YES. Man, even when I was a kid this would bug the hell out of me. I used to watch You Only Live Twice all the damn time when I was a kid because it was my favorite Bond movie and it would bug me every single time.



"How tall is King Kong ?"
10) Recent flashbacks.

There was that in the recent Black Widow film. I've stumbled upon it a couple of time recently. The most obnoxious one was in a french comedy, Fallait Pas (Should Not, 1996), which I spoil here without remorse nor warning (oh, damn) :

The big bad, an evil cult leader, has tied up all the good guys next to a small bomb he intends to detonate from a distance. One of the good guys, a weak-willed ex-follower of the cult, suddenly grovels back to the leader, holding on his clothes, begging for forgiveness, in front of his shocked allies who feel betrayed. The leader isn't moved, and leaves him behind to explode with the heroes. We follow the baddie, who goes to his car, and all the good guys awaiting death while reproaching the ex-follower his cowardice and last minute betrayal attempt. Until the baddie triggers the remote detonator and explodes in his car, to the surprise of all the good guys who wonder what happened. The ex-follower chooses this moment to respond with an excited "but, yes, remember !", followed with a flashback from 2 minutes earlier, showing (you didn't see that coming) he had slipped the bomb in the cult leader's pocket while pretending to beg him. And, duh. And, gah. And bleh.

For me, it's just bad storytelling. Skipping a scene and displaying it right after the following one, because you cannot both maintain the fake suspense and simultaneously convey the information needed to understand the resolution. The result is disjointed, artificial, cheap, and, when repeated (the terrible Man from UNCLE adaptation from 2015 is entirely made of these), the formula just shatter the viewer's trust in what he's seeing (is there no suspense when you know that plot elements will keep being added retroactively). It's just... weak. Like a joke messed up, with half the premise given after the punchline.

So there you are. One more plot device I dislike in films. Starting to make a lot.

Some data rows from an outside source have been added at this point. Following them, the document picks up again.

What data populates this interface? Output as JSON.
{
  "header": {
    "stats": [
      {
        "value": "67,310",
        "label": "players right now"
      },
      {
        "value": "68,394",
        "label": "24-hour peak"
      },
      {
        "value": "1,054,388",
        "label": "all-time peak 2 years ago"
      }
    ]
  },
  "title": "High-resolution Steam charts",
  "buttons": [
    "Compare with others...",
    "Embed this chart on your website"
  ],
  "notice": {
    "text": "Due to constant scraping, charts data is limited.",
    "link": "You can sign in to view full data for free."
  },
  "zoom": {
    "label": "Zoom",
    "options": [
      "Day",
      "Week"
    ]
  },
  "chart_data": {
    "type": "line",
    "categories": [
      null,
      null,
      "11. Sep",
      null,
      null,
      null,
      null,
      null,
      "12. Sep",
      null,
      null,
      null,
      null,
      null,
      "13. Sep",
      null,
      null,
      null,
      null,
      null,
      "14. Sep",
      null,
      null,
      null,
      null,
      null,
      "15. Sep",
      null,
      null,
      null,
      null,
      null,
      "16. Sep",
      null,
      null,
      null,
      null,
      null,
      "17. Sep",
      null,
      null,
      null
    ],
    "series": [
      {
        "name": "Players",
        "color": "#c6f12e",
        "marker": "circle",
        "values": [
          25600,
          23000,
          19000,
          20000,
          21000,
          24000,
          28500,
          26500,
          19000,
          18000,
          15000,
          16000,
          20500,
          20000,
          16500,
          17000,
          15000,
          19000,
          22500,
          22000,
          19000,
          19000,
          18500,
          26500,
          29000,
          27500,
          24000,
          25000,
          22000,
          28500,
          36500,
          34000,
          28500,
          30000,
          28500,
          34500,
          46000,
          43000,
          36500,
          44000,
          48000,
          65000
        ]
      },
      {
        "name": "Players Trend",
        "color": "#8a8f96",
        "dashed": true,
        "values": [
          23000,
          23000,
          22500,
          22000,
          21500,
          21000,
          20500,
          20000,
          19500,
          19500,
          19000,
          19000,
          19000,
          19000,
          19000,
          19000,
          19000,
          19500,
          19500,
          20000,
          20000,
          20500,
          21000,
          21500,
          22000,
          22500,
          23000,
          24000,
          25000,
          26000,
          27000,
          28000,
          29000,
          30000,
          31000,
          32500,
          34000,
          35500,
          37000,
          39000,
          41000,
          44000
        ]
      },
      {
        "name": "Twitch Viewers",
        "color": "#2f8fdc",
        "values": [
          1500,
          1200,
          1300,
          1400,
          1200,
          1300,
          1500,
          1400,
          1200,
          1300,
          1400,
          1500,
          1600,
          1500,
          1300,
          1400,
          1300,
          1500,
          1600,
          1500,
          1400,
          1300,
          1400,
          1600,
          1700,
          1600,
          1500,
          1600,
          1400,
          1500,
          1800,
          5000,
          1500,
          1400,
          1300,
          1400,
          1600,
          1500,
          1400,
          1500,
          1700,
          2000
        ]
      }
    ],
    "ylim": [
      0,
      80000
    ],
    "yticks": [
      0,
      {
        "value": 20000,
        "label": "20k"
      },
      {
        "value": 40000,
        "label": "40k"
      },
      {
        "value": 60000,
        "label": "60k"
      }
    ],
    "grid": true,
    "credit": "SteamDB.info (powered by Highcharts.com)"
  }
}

It's not just cheesy movies (Fantômas, Loki, etc). It happens in serious, high quality ones, Always pulls me out of the story.
Bond's car monitor was obviously linked up (via an early version of wifi) to an early version of Google Earth using a satellite link up that transmitted the video of the helicopter as filmed from space by the satellite to his car's monitor! This might have been a feature of an early British or Japanese version of OnStar!